The yield results are shown in Table 2. In fine-shaped fruit, the fruit number and weight were significantly affected by the treatments. The fruit number and weight of HW were significantly higher than those of NT except for the weight in ‘Sachinoka’; no significant difference in weight was noted between HW and NT. Significantly more fruits were affected by powdery mildew in NT than in CP, and HW did not show any significant difference between NT or CP in ‘Sachinoka’ and ‘Tochiotome’. Further, no significant difference between CP and HW was noted in ‘Hitachi-hime’. Only a few fruits were infected by gray mold in all varieties, although a significant difference was noted between CP and other treatments only in ‘Hitachi-hime’. Gray mold is a polyxenous and field-indigenous disease and tends to occur under humid conditions. Therefore, humidity management after hot water spraying needs to be considered during field application. No difference was found in the number of deformed and small fruits among all cultivars and the treatments. The total number of fruits was not significantly different among the treatments.

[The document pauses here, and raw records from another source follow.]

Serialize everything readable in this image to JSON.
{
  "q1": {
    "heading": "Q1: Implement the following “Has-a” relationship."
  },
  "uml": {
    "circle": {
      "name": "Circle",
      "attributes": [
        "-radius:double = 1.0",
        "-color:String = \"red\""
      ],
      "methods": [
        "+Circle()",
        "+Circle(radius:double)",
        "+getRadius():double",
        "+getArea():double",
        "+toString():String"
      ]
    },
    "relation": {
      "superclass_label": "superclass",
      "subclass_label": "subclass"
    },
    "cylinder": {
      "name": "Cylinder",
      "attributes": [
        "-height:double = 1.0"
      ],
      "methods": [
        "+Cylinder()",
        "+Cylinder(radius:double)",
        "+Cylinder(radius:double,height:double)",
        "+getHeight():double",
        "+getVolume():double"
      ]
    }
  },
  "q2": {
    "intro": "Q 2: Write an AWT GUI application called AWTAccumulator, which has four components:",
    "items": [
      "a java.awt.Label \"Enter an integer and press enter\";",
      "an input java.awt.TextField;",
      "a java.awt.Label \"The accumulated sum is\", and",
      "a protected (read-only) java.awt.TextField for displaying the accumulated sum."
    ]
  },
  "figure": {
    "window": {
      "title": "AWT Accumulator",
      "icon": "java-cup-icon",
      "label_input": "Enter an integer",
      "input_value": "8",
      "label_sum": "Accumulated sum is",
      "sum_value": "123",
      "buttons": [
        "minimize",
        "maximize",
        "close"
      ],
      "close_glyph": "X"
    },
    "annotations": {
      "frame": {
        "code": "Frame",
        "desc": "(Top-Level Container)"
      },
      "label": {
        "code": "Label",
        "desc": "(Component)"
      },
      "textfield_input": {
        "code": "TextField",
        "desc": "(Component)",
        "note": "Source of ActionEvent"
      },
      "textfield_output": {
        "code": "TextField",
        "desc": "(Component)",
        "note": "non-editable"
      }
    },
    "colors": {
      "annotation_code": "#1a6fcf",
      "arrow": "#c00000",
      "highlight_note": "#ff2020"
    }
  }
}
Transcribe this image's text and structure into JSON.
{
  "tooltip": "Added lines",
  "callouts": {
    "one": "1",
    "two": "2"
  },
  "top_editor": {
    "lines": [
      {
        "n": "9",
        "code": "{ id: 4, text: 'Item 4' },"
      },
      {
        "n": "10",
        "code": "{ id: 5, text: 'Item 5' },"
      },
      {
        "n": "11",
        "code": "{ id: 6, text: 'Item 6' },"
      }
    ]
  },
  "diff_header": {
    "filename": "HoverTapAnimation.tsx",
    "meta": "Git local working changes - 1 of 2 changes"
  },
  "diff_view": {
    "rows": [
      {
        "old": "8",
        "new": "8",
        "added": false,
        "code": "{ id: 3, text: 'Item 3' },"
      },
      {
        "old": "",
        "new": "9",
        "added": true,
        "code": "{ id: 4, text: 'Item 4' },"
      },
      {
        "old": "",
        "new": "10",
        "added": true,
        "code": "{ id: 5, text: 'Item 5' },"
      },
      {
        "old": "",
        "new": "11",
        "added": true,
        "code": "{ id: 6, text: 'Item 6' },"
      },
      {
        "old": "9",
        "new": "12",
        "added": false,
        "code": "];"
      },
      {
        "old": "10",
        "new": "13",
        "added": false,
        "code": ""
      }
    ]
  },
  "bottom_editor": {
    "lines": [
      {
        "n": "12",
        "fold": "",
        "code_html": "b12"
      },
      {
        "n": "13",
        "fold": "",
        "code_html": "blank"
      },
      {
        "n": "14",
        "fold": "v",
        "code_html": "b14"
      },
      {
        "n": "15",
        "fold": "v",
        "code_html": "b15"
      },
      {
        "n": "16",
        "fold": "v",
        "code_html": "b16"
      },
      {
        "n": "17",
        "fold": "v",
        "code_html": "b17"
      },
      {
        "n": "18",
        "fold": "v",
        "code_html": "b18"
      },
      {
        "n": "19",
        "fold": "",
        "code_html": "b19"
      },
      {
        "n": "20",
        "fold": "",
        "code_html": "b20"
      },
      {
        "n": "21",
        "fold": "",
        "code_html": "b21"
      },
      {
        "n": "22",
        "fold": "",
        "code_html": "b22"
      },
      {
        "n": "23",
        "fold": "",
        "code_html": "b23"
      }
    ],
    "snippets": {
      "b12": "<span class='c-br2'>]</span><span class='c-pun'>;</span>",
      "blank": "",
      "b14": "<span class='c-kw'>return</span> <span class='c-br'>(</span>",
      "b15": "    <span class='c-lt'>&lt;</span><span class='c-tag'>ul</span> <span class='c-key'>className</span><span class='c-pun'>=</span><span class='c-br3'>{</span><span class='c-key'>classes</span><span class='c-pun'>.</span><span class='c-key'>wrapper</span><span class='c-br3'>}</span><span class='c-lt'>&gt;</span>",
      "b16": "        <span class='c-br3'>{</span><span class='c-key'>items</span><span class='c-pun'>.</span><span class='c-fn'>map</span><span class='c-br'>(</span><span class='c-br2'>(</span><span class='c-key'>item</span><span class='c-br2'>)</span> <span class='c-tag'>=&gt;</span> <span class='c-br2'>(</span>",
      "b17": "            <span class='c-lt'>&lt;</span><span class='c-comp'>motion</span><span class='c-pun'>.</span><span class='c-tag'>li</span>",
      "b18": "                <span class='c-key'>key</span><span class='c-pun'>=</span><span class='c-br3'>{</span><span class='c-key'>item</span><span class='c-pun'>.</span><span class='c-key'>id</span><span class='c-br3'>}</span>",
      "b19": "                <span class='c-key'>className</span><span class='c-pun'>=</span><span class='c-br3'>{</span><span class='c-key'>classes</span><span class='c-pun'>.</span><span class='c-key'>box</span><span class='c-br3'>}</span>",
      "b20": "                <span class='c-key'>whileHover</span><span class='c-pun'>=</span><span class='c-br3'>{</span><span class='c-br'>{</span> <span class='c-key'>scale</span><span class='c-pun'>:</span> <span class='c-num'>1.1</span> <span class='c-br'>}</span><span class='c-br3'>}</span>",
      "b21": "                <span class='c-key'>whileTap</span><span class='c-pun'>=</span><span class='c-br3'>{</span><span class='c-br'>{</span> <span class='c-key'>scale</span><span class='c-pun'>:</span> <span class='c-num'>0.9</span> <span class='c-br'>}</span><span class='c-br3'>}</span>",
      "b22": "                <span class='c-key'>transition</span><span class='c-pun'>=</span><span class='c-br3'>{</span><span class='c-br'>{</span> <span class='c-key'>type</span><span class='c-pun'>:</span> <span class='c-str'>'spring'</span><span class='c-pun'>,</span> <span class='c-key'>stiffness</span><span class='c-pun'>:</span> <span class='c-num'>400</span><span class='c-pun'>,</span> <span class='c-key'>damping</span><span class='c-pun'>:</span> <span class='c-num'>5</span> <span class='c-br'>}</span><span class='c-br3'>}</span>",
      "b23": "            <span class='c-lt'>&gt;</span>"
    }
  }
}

These results suggested that hot water spraying did not cause serious environmental or physical damage to the growth and yield of strawberry despite the slight suppression of plant height and slight increase in the risk of occurrence of gray mold. In this study, the positive effect of hot water on fruits was not investigated. The influence of heat shock for inducing resistance and changing fruit quality should be investigated in the future.
Influence of hot water spraying on the yield of strawberry.
In conclusion, heat-shock treatment, which requires the maintenance of 50°C for 20 s at least in one leaf in the entire plant by using hot water spraying method, was effective in suppressing strawberry powdery mildew after field application. Inducing resistance as well as the direct effect of hot water against powdery mildew is suggested to be the possible mode of action for the effect. The spraying method used in this study should be improved for practical purposes.